Case Alert: Pregnancy Discrimination Act Extends to Abortion

The Third Circuit, which covers Delaware, has ruled that the Pregnancy Discrimination Act provides a cause of action to an employee fired for having an abortion.  Although the case involves an unusual set of facts, it serves as an important reminder that compassion provides rewards beyond good karma – it can keep you out of court.

Doe v.  C.A.R.S. Protection Plus, Inc.

After learning that there might be problems with her pregnancy, the plaintiff, “Doe,” shared the information with her employer. Tests showed severe deformities and, at her doctor’s recommendation, she had an abortion. On the day of the funeral ceremony, three days after the abortion, Doe was terminated.

The employer asserted that Doe failed to follow company policies with regard to her absence from work during her medical procedure and in the days following.   Doe presented evidence that her husband had called in to arrange the time off. cars-protection-plus-thumb

The employer had what the court called a “somewhat less than compassionate leave policy.” Employees were given no personal or sick leave. After one year on the job, employees were given five days’ paid vacation. Any time taken off during a work day was to be deducted from the employee’s vacation time or be unpaid. When employees were out sick, the employee or spouse had to call in on a daily basis.  But evidence was presented that showed not all employees were treated the same with respect to the daily call-in rule.

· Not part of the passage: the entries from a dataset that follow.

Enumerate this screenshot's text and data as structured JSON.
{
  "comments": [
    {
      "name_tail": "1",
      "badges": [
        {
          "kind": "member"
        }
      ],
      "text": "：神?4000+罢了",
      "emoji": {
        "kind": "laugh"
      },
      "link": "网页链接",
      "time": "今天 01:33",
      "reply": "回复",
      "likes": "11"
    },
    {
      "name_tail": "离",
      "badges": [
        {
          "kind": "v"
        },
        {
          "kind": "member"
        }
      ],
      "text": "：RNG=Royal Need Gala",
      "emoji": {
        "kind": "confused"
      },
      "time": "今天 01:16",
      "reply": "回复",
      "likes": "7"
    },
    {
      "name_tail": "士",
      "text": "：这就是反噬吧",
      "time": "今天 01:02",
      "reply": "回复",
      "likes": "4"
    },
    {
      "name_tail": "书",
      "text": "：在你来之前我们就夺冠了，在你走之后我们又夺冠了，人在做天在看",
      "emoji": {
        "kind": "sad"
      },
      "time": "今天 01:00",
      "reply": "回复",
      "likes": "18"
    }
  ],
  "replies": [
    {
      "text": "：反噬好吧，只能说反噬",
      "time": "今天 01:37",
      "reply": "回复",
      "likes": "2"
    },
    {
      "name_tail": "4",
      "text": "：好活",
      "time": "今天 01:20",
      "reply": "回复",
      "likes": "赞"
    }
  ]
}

An Abortion Is a Protected Activity Under the Pregnancy Discrimination Act

The Pregnancy Discrimination Act (“PDA”) is an amendment to Title VII of the Civil Rights Act of 1964 and states that discrimination on the basis of “sex” includes discrimination “because of or on the basis of pregnancy, childbirth, or related medical conditions.” The PDA does not require preferential treatment for pregnant employees but mandates that employers treat pregnant employees the same as non-pregnant employees who are similarly situated with respect to their ability to work.

Doe’s allegations did not make for a typical pregnancy-discrimination claim. She did not claim, for instance, that she was discriminated against because she was pregnancy or that she had been fired while on maternity leave. Instead, she argued that she was discharged because she underwent a surgical abortion. Whether or not protections generally afforded pregnant women under the PDA also extend to women who elect to terminate their pregnancies was an issue that had not been decided in the Third Circuit.

The EEOC has taken the position that it is an unlawful employment practice to fire a woman because she had an abortion.  This was also the position taken in an early decision in Delaware’s federal court.  Referencing both sources, the Third Circuit held that abortion is protected conduct under the PDA.

Evidence of Discriminatory Intent

The Court found enough evidence to refute the employer’s stated non-discriminatory reason for termination and permitted Doe’s claim to proceed to trial.  The evidence persuasive to the Court included: (1) daily call-in rule was not enforced with other employees; (2) another employee stated that Doe’s supervisor (who fired her) stated that Doe “didn’t want to take responsibility,” possibly in reference to her abortion; and (3) Doe was fired only three working days after the abortion.


Lessons for All Employers


Abortion does not often arise as part of a discrimination (or any other) claim against an employer because such a procedure is often kept private by the employee.  An employer cannot discriminate on the basis of conduct that it knows nothing about.  Also, the facts in this case, where the baby was wanted, and the employee had abortion for medical reasons, may be somewhat rare.

Nevertheless, the lessons from this case are applicable to many types of discrimination claims and provide a good reminder for employers. Simple changes to the employer’s policies and decision-making procedure would have resulted in a dramatically different outcome.

1. Make your leave policies reasonable. If humanity is not enough to persuade you on this point, then the risk of litigation should. It is clear that this employer’s draconian leave policy won no favors with the court, and certainly would not have won any points with a jury. Moreover, where leave policies  are so unreasonable that practically no one can abide by them, exceptions will be made routinely. When exceptions are made, subjectivity comes into play and it can be very difficult to defend why exceptions were made in some cases and not others.

2. Disseminate your policies, and enforce them consistently. Inconsistent treatment gets the employee past the first hurdle of any discrimination claim.

3. Never forget to take timing into account with any serious employment action. If you are considering taking an adverse employment action directly following some protected activity, which, in Delaware, now includes an abortion, think twice. Consider giving the employee a second chance and let some time elapse before taking action. Again, if benevolence does not lead you in the right direction here, know that many a discrimination case was moved onto trial because of suggestive timing.

Doe v.  C.A.R.S. Protection Plus, Inc., Nos. 06-3625, 06-4508 (3d Cir. May 20, 2008).